A team of UN arms inspectors arrived in Iraq yesterday to relaunch a search for weapons of mass destruction on a mission that could trigger a US-led war.
As the inspectors returned to Baghdad, US commanders said US and British aircraft fired on Iraqi air defenses after being "threatened" as they patrolled. It was the latest of a series of air skirmishes which analysts say could ignite a full-scale conflict.
Chief weapons inspector Hans Blix and Mohamed ElBaradei, director of the International Atomic Energy Agency, flew into Baghdad from Cyprus with a team of about 30, the first UN arms inspectors to visit Iraq for four years.
"Let me tell you that we have come here for one single reason and that is because the world wants to have assurances that there are no weapons of mass destruction in Iraq," Blix told reporters on arrival.
"The situation is tense at the moment, but there is a new opportunity and we are here to provide inspection which is credible ... We hope we can all take that opportunity together."
He added: "There is a new opportunity and we hope that opportunity will be well-utilized so that we can get out of sanctions. And in the long term, we will have a zone free of weapons of mass destruction in the Middle East."
UN Secretary-General Kofi Annan urged Iraq's leader to give "prompt and unfettered access" to suspect sites.
"I urge President Saddam Hussein to comply fully for the sake of his people, for the sake of the region and for the sake of the whole world," Annan told a news conference in Sarajevo.

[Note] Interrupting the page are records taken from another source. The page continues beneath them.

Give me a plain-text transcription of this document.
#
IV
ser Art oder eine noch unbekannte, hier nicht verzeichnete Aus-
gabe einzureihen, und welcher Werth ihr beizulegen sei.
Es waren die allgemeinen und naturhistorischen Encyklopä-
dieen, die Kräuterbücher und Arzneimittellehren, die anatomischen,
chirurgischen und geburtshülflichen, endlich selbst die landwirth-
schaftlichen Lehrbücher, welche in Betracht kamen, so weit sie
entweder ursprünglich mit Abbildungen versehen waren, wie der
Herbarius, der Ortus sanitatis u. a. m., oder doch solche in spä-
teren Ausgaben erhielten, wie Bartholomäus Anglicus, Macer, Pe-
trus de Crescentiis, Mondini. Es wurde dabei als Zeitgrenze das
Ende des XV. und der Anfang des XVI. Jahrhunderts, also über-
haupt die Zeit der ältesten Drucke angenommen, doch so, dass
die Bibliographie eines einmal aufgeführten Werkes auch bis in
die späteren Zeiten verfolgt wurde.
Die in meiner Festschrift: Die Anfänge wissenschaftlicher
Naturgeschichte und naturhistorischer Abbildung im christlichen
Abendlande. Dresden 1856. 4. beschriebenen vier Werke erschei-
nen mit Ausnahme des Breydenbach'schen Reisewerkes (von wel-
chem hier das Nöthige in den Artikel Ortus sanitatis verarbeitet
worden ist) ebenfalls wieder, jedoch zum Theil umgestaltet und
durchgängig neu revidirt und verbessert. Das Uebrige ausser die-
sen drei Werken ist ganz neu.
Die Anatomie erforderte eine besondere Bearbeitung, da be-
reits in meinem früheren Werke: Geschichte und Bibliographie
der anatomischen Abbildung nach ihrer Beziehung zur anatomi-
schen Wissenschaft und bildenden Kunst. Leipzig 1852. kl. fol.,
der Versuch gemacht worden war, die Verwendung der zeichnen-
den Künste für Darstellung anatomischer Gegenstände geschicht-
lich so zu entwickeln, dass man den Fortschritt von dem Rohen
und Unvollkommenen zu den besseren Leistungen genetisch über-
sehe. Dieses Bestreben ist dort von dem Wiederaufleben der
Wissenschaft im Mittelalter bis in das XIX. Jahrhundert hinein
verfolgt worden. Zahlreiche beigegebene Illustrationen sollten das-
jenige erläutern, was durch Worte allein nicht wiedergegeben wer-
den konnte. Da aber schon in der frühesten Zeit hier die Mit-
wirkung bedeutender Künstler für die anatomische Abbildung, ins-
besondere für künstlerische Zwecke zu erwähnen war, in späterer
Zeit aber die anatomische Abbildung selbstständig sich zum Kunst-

The members of Blix's UN Monitoring Verification and Inspection Commission (UNMOVIC) arrived aboard a privately chartered C-130 aircraft carrying the UN insignia. Blix was greeted by Husam Mohammed Amin, head of the Iraqi National Monitoring Directorate, which liaises with UN arms inspectors.
The UN team was expected to go straight to the UN inspectors' old offices at the Canal Hotel in Baghdad before starting initial work on logistics like hiring vehicles and setting up laboratories.
Formal inspections are not due to start until next Wednesday.
"We should have about 80 to 100 inspectors there by Christmas. We'll gradually build it up and they'll be rotated in and out," an UNMOVIC spokesman said in Cyprus.
The US European Command said on its Web site that its planes patrolling northern Iraq yesterday "responded in self-defense to Iraqi attacks by dropping precision-guided munitions on elements of the Iraqi integrated air defense system."
Western commanders usually describe such increasingly common clashes as being provoked by Iraqi anti-aircraft units. Iraq usually describes them as attacks on civilians and reported seven civilians killed by Western planes on Friday night.
US Defense Secretary Donald Rumsfeld said on Sunday Iraqi firing at the patrolling planes was a violation of the Nov. 8 UN resolution that paved the way for the inspectors' return.
But he stopped short of suggesting the US would refer the issue immediately to the UN Security Council.